In addition to the siloviki’s problems before the attack had even occurred, two directly related facts undermine the findings of any future investigation. First, the authorities’ slow reaction—whether due to Moscow’s notorious traffic or a much larger institutional incapability—means that any federal investigation will coverup any shortcomings in the response. The investigations into the Nord-Ost and Beslan attacks prove this. Second, the widespread use of torture in the interrogations guarantees that any information gathered from the arrested suspects cannot be taken as accurate. Together, these facts mean that, should an investigation occur, its findings cannot be trusted in almost any way.

Dual Radicalization and Mobilization

In Russia, terrorist organizations generally target two different populations for radicalization: natives of the North Caucasus and migrants from Central Asia. It is crucial to emphasize that a small minority radicalize and the stigmatization of these groups is based on an exaggerated sample size. The targeting of these groups for radicalization, however, is very deliberate.

The North Caucasus independence movements gradually transformed from secular to jihadi, as extreme actors gained influence. While Imarat Kavkaz (IK) dominated the region after 2007, the rise of IS and its establishment of a caliphate in the following years caused a split in the insurgency and sparked an exodus to Syria. The tempo of regional armed conflict has drastically fallen over the past decade, with the pandemic further dampening militant activity. These organizational downfalls have diversified the militant profiles in the North Caucasus. The last active IK cell was eliminated in January 2021. Religiously motivated lone wolves have become more common, although the frequent lack of information about militants’ motivations means the authorities provide the explanation.
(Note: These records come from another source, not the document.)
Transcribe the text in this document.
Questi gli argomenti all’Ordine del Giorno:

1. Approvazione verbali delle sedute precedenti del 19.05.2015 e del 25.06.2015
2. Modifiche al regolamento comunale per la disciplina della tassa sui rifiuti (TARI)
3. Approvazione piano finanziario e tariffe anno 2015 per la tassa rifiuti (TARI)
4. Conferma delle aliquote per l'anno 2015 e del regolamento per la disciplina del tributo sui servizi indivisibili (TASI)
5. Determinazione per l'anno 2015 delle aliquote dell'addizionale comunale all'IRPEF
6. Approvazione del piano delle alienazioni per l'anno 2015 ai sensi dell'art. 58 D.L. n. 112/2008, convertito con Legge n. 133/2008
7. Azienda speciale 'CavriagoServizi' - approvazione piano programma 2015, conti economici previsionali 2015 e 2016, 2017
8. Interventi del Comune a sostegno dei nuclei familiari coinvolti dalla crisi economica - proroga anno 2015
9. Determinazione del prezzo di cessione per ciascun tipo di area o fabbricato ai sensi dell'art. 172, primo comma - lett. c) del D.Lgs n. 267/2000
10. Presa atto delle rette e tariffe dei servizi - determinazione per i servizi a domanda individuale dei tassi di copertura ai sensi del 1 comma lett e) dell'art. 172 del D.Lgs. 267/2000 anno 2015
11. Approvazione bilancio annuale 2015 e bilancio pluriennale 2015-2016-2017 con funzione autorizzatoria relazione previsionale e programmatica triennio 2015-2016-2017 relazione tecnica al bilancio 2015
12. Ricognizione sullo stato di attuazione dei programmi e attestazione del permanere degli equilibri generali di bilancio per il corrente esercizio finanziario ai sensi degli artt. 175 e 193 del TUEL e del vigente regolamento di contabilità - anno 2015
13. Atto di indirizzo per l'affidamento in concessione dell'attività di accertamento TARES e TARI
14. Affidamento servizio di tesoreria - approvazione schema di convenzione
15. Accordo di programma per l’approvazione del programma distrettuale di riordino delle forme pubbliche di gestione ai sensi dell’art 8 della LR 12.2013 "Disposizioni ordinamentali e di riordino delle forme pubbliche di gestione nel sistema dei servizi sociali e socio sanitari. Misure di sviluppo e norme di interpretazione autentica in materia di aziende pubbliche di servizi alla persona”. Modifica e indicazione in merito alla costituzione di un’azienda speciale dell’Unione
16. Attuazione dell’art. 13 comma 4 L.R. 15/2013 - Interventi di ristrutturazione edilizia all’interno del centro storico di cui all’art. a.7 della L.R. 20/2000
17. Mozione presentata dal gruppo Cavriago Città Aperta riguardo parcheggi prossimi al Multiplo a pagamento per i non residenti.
The North Caucasus’s most recent attack, at the beginning of March in Ingushetia, was the culmination of a yearlong search for a group who had sworn allegiance to IS. This apparent organizational decay, coupled with the variety of separatist-, religious-, or revenge-based motivations, makes it difficult to predict who has the willingness and capability to launch an attack in the heavily securitized region.

Over the past couple of years, IS and ISKP have increasingly targeted Russia with its propaganda. While ISKP has Central Asian roots, developing out of the Islamic Movement of Uzbekistan, the group’s attempts and ability to recruit Central Asians has hastened with the Taliban’s takeover of Afghanistan, which weakened operations targeting ISKP. The simultaneously growing foci on both recruiting Central Asians and attacking Russia go hand-in-hand. Central Asians are more likely to be radicalized in Russia than at home, not due to any particular proclivity, but rather the variety of socioeconomic conditions that can lead to «extreme rejection of society.» By the summer of 2022, ISKP was fundraising in Russia. While they bombed the Russian embassy in Kabul a few months later, the province’s attempts to launch an attack in Russia were unsuccessful until now.

What now?

In multiple ways, innocent people will bear the brunt of the political fallout from the attack. The anti-Ukraine narrative will manifest in even more missiles fired at Ukrainian cities. Central Asians, and non-ethnic Russians generally, will be targeted with greater prejudice and xenophobia. Already, there have been a number of attacks on and mob-style hunts for foreigners.

Russian society at-large now faces an increased potential for mobilization. Calls for the return of the death penalty for terrorists are additionally alarming, as it can clearly be utilized against those the regime has labeled «terrorists,» such as political opponents and the LGBTQ community.

Security policy, however, is unlikely to be corrected. Security will be tightened around Russia, particularly in regions considered prone to militancy risks, such as Ingushetia, but this will undoubtedly aim to repress society, not to target a real threat of terrorism.